January 14, 2005 at 2:09 pm
Hi,
I have a temporary table into which I insert bulk data from a stored procedure output. It will be easy for me if the temptable can have a column with sequential numbers 1,2,3,4,. I could not figure out a way to do it. This is the stripped down sql what I have in the stored procedure.
insert into temptable select name, email, date from usertable where condition = xyz.
I tried auto increment column with seed 1, increment 1. But if I delete and insert again it does not start from 1. Is there any way to accompolish this? It will make the front-end code very simple.
Thank you.
January 14, 2005 at 2:23 pm
You can use the TRUNCATE TABLE temptable to delete ALL the rows from the temp table before inserting the new data.
January 14, 2005 at 2:29 pm
Senthil, is this an example of what you are looking for?
use tempdb
create table sp_who (ID INT IDENTITY (1,1) NOT NULL
,spid varchar (10)
,status varchar (20)
,loginname varchar(20)
,hostname varchar(20)
,blk varchar(20)
,dbname varchar(20)
,cmd varchar(20))
GO
use master
INSERT INTO sp_who (spid, status, loginname, hostname, blk, dbname, cmd)
execute master..sp_who
GO
select * from tempdb.dbo.sp_who
January 14, 2005 at 2:32 pm
Hi,
I tried to change it to TRUNCATE TABLE, but it says user does not have permission to perform this operation on table 'temptable'. I checked all the permission check boxes but it is still not working. What am I missing here?
Thanks.
January 14, 2005 at 2:34 pm
From books on line:
"TRUNCATE TABLE permissions default to the table owner and are not transferable."
Ryan
January 14, 2005 at 2:40 pm
Hi,
I changed the owner of the temp table and it works fine. Thanks.

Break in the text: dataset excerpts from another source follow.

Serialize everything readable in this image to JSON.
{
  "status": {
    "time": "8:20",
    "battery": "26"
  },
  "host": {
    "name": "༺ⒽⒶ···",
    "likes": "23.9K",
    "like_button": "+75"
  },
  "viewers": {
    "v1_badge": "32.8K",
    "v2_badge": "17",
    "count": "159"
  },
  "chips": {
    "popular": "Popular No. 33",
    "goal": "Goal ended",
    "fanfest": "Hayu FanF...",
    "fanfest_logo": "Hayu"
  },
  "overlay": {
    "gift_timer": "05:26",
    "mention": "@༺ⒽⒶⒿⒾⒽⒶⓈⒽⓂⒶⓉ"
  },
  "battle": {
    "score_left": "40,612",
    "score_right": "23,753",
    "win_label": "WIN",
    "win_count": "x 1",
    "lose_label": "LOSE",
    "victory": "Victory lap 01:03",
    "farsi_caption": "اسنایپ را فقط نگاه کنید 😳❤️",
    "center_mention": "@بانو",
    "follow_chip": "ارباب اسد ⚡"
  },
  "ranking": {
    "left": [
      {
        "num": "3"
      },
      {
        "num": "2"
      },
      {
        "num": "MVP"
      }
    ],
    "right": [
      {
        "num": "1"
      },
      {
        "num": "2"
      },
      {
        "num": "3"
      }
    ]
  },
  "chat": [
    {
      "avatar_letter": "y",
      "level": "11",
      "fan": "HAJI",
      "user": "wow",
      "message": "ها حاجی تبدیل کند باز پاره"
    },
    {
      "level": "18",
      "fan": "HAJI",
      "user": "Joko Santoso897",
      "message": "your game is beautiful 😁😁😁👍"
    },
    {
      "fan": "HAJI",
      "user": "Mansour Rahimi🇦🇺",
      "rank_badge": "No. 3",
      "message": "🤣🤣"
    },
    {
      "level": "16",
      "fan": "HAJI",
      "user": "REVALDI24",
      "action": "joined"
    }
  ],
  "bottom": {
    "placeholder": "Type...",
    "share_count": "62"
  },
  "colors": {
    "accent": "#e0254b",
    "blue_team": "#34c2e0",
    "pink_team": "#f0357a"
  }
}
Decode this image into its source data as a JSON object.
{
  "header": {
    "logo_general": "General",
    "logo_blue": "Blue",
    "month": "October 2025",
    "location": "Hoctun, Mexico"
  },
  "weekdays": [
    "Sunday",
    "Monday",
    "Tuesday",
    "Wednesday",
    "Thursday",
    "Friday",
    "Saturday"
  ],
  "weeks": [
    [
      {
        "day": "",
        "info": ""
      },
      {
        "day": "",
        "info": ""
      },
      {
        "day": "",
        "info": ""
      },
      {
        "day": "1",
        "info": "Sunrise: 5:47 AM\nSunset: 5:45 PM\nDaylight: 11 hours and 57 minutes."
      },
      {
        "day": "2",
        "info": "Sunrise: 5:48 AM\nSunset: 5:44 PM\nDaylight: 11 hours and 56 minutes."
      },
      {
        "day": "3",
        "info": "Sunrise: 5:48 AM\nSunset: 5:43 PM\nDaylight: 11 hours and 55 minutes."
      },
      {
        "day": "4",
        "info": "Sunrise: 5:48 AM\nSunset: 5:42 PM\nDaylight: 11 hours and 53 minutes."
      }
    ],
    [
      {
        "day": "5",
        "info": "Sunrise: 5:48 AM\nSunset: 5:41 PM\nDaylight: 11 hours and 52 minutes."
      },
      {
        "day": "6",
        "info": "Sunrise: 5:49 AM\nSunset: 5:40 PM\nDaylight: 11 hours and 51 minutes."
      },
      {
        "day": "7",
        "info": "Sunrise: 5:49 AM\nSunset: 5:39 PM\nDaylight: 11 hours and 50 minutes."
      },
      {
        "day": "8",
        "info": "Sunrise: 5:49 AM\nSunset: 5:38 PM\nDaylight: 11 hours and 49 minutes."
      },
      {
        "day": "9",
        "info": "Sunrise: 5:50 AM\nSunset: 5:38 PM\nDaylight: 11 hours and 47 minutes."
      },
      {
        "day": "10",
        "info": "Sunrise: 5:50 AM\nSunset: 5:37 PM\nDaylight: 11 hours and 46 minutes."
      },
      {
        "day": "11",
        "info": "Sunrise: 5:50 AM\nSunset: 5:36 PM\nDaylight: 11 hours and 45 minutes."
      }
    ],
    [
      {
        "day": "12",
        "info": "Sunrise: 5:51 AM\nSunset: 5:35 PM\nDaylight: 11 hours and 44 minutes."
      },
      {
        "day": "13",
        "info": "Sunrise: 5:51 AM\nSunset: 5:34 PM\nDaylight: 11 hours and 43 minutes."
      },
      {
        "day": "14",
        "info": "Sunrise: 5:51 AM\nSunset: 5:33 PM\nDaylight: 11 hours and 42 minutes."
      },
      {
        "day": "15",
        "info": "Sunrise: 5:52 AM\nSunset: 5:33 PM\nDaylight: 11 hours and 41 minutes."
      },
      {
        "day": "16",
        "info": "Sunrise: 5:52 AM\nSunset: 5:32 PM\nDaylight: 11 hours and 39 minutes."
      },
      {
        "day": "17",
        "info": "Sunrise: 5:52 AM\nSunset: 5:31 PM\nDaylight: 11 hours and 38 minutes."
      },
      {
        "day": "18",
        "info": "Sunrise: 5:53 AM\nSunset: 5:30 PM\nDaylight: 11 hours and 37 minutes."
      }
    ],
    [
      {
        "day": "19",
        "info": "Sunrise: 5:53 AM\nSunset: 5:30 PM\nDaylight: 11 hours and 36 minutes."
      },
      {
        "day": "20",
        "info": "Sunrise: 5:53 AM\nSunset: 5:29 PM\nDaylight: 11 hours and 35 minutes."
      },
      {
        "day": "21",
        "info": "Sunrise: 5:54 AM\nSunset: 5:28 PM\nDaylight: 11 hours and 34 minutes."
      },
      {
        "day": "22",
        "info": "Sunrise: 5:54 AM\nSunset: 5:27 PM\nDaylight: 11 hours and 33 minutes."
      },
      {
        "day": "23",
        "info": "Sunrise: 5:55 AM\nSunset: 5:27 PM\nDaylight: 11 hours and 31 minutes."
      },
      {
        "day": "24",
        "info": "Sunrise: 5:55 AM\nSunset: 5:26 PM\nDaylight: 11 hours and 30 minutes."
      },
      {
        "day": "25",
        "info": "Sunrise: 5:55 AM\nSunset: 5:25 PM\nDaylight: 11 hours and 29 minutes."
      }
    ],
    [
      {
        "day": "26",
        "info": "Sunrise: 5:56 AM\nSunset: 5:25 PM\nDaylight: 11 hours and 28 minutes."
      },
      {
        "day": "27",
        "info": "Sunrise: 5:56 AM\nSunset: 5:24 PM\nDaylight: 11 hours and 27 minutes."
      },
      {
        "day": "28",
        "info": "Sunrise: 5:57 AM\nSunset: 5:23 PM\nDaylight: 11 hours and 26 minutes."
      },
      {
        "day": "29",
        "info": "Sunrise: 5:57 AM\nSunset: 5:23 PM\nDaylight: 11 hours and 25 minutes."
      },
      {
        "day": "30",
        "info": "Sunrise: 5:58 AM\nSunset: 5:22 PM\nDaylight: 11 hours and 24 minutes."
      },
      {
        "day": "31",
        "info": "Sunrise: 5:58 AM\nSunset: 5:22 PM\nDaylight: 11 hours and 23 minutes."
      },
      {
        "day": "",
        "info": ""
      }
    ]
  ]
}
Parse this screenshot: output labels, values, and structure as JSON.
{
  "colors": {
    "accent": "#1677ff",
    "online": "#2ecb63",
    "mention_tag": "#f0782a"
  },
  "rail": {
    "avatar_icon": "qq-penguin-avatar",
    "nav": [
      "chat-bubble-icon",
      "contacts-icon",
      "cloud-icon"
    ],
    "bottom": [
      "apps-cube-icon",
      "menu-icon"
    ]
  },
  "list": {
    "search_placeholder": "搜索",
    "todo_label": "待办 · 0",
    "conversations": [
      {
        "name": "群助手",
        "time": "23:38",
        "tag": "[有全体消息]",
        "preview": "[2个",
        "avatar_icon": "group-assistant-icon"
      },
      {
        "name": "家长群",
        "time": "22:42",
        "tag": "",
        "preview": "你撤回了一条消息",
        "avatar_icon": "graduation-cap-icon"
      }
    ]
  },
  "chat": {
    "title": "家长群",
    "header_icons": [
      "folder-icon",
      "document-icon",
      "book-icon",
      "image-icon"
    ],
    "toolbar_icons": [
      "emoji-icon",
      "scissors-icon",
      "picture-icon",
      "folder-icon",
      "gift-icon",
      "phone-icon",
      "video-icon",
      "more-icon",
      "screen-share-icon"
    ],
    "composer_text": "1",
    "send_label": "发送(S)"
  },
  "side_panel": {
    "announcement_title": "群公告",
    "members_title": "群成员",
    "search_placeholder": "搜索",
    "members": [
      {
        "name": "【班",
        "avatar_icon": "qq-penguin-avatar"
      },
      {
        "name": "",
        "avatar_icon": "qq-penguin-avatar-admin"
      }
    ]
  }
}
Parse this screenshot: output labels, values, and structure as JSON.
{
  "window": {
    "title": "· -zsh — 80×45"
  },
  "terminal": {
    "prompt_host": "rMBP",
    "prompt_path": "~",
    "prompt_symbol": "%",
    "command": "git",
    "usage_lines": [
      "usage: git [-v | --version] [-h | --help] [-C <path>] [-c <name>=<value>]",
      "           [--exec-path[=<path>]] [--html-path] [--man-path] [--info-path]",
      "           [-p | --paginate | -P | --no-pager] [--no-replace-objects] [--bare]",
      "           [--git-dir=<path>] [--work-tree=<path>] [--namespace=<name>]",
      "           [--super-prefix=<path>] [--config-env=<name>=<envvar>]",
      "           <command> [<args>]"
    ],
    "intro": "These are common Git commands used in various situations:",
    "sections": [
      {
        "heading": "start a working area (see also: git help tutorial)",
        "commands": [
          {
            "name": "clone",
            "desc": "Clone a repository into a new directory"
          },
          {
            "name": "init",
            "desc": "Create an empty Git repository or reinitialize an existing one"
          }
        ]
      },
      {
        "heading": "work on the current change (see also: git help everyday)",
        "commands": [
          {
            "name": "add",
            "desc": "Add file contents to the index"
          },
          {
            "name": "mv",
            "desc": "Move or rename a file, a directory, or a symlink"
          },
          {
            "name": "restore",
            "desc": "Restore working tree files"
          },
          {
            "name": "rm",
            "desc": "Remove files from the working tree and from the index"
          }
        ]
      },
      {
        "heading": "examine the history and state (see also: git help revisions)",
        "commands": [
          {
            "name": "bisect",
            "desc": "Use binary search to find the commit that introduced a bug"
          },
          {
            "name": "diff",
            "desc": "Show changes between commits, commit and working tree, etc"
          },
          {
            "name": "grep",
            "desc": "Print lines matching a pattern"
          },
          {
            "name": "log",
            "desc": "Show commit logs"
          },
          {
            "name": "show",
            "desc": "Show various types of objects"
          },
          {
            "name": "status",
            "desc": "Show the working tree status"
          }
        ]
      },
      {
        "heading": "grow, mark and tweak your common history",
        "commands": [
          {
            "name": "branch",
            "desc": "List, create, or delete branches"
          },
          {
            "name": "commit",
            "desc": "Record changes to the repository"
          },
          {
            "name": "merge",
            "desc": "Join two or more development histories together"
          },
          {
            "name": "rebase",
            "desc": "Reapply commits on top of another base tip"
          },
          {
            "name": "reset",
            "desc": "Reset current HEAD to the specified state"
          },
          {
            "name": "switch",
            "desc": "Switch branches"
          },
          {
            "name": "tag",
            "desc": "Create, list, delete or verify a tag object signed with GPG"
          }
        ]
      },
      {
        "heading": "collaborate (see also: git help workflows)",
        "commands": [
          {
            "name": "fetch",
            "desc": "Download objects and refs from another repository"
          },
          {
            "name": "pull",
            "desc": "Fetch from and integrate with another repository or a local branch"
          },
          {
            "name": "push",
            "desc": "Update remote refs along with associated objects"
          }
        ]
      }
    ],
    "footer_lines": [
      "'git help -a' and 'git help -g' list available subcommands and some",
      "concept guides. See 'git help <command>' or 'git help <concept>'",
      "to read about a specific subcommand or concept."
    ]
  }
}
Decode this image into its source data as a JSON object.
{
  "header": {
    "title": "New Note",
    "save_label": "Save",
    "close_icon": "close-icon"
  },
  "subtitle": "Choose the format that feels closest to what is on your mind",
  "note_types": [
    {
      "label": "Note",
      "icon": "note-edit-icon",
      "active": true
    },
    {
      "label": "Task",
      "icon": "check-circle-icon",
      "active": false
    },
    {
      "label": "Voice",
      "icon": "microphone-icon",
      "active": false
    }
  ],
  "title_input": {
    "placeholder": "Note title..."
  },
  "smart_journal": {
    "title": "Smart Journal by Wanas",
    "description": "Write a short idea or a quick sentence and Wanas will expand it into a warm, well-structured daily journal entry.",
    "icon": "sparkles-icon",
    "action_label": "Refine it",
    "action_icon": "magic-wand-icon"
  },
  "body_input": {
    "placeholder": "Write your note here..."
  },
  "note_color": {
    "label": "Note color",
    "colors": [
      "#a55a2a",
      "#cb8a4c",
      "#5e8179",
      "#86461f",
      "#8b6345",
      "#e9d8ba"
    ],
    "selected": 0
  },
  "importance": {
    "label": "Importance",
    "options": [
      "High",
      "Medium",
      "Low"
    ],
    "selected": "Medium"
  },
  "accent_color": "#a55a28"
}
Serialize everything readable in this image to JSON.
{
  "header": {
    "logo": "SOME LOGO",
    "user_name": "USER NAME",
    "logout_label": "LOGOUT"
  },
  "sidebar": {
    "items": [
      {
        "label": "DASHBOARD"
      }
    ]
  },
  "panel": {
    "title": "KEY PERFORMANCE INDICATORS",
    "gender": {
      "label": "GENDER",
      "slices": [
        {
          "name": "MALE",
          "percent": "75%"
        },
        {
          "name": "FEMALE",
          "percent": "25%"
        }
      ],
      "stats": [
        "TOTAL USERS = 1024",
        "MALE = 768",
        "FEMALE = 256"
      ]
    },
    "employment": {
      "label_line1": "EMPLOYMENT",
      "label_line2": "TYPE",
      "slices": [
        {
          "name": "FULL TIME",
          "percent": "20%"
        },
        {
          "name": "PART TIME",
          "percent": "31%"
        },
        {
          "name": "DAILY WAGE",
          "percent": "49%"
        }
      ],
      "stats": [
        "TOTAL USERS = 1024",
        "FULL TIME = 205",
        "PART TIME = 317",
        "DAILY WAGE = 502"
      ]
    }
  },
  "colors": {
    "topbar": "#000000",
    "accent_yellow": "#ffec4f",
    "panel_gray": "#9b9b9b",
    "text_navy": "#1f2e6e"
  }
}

January 14, 2005 at 2:40 pm
Ok, then you can always do something like this :
declare @Results table (MyIdent int identity (1,1), fields...)
Insert into @Results (Select ....)
Select * from @Results
Or you could do some acrobatics to generate to number line by line.
January 14, 2005 at 2:54 pm
Senthil,
As a final note. See Remi's use of the table variable. If you are using this for a one time query, you really will want to do it that way. However, if you are going to use the table after you initial connection (or the completion of a GO batch) you will want to use a temp table.
If you use the temp table, make sure to go back and DROP TABLE TEMP_TABLE
If you can though, use the variable and table data type.
Ryan
January 14, 2005 at 9:15 pm
> If you are using this for a one time query, you really will want to do it that way
... unless the return is very large in which case you'll run out of physical memory and start hitting the swap file. In cases where very large returns are expected, you're better of using a permanent but Truncatable working table.
--Jeff Moden
Change is inevitable... Change for the better is not.